В этот раз это была не она.
Она притягивала его, но в её свете было далеко не достаточно её самой, чтобы одурачить Ревика. Это не могло одурачить даже те его части, которые больше хотели трахать её свет, чем быть с ней, потому что он любил её в отрыве от этого.
Тот подслушанный разговор шёпотом между Врегом и Балидором эхом отдавался где-то в его разуме, пока он делал это, пока он целовал её.
Пока он снимал её одежду.
«…Это было бы похоже на некрофилию».
Боги. Одна лишь мысль об этом вызывала у него злость.
Злость на неё, злость на Врега.
Он хотел убить Врега, особенно когда вспоминал выражение его чёрных глаз, пока Врег пялился на его обнажённую жену. Ранее тем же днём этот мудак ударил его из-за Джона, а теперь он смотрел на его жену, желал её и даже не пытался это скрыть.
Ревик даже не помнил, как принял решение.
До него не доходило, что именно он решил – пока он уже не оказался в ней.
Он остановился сразу же после того, как вошёл в неё, уставившись на её лицо и глаза.

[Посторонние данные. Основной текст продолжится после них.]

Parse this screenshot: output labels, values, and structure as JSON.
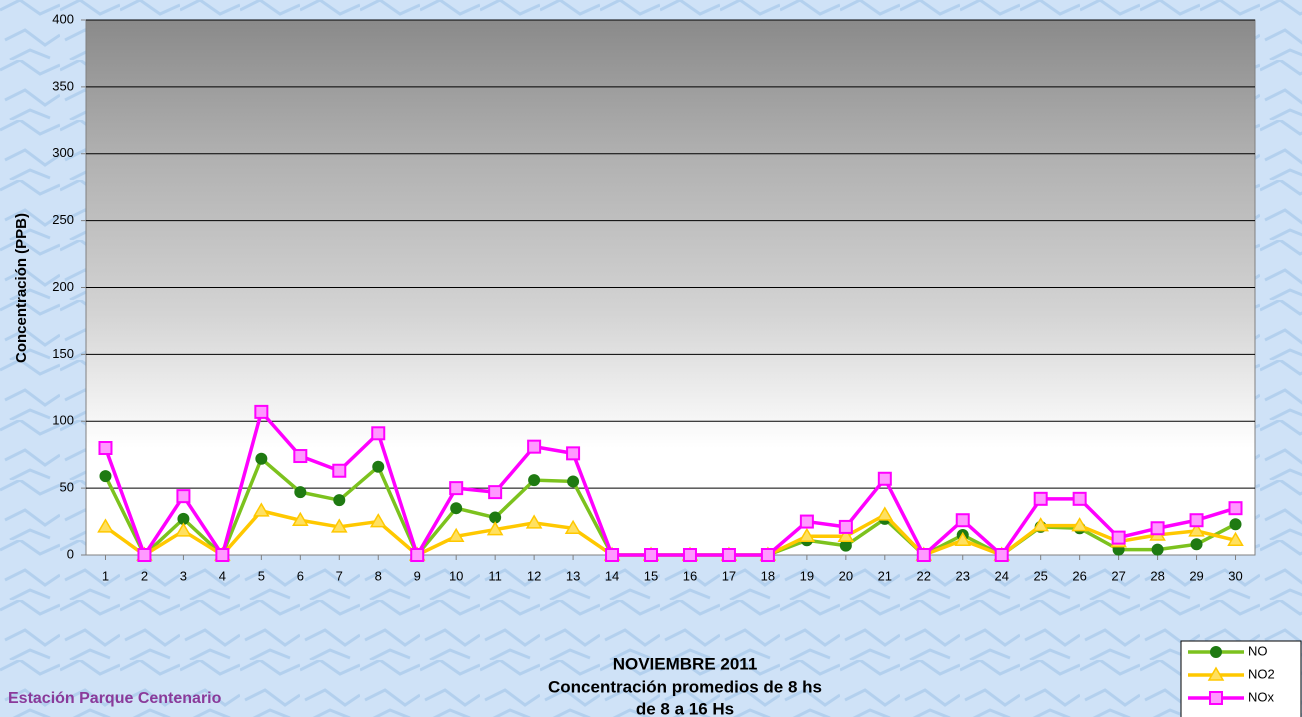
{
  "chart_data": {
    "type": "line",
    "title": "NOVIEMBRE 2011",
    "subtitle": [
      "Concentración promedios de 8 hs",
      "de 8 a 16 Hs"
    ],
    "station": "Estación Parque Centenario",
    "y_label": "Concentración (PPB)",
    "x": [
      1,
      2,
      3,
      4,
      5,
      6,
      7,
      8,
      9,
      10,
      11,
      12,
      13,
      14,
      15,
      16,
      17,
      18,
      19,
      20,
      21,
      22,
      23,
      24,
      25,
      26,
      27,
      28,
      29,
      30
    ],
    "series": [
      {
        "name": "NO",
        "color": "#7cc21e",
        "marker": "circle",
        "marker_color": "#1f7a12",
        "values": [
          59,
          0,
          27,
          0,
          72,
          47,
          41,
          66,
          0,
          35,
          28,
          56,
          55,
          0,
          0,
          0,
          0,
          0,
          11,
          7,
          27,
          0,
          15,
          0,
          21,
          20,
          4,
          4,
          8,
          23
        ]
      },
      {
        "name": "NO2",
        "color": "#ffc800",
        "marker": "triangle",
        "marker_color": "#ffe060",
        "values": [
          21,
          0,
          18,
          0,
          33,
          26,
          21,
          25,
          0,
          14,
          19,
          24,
          20,
          0,
          0,
          0,
          0,
          0,
          14,
          14,
          30,
          0,
          11,
          0,
          22,
          22,
          10,
          15,
          18,
          11
        ]
      },
      {
        "name": "NOx",
        "color": "#ff00ff",
        "marker": "square",
        "marker_color": "#ff99ff",
        "values": [
          80,
          0,
          44,
          0,
          107,
          74,
          63,
          91,
          0,
          50,
          47,
          81,
          76,
          0,
          0,
          0,
          0,
          0,
          25,
          21,
          57,
          0,
          26,
          0,
          42,
          42,
          13,
          20,
          26,
          35
        ]
      }
    ],
    "ylim": [
      0,
      400
    ],
    "yticks": [
      0,
      50,
      100,
      150,
      200,
      250,
      300,
      350,
      400
    ],
    "grid": true
  }
}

К тому времени она обвилась вокруг него, сжала пальцы в его волосах, и в её пальцах и теле всё ещё жили остатки той её проклятой чувственности, когда она скользнула вверх к его телу. Он чувствовал мышечную память, те её части, которые помнили, кем она была, кем они были вместе, но Ревик не ощущал в этом её.
Но даже тогда он не вышел из неё.
Вместо этого он трахал её, плача, пытаясь дотянуться до неё, глядя в это пустое лицо и чувствуя себя худшей тварью на свете из-за того, что он всё равно делает это, хоть она и не с ним. Она сцеловывала его слёзы, прикасалась к его лицу, ничего не говорила, всё ещё будучи потерянной в том молчании, которое никогда не нарушалось, как бы часто он ни умолял её поговорить с ним.
Он слышал её хриплые вздохи, даже несколько стонов ему на ухо, но она ничего не говорила, даже в то время, пока они занимались сексом. Что, наверное, ещё более странно, он оставался таким же молчаливым, как и она, хотя обычно он таким не был; обычно он говорил с ней больше, чем она с ним.
Они всегда разговаривали друг с другом во время секса, практически с самого начала. Это была одна из тех вещей, которые всегда сводили Ревика с ума, особенно когда она по-настоящему теряла контроль и, похоже, уже не осознавала, что говорит ему.
Он довёл её до оргазма и наблюдал за этим на её лице – отдалённая, почти потерянная волна удовольствия, совершенно отстранённая от него.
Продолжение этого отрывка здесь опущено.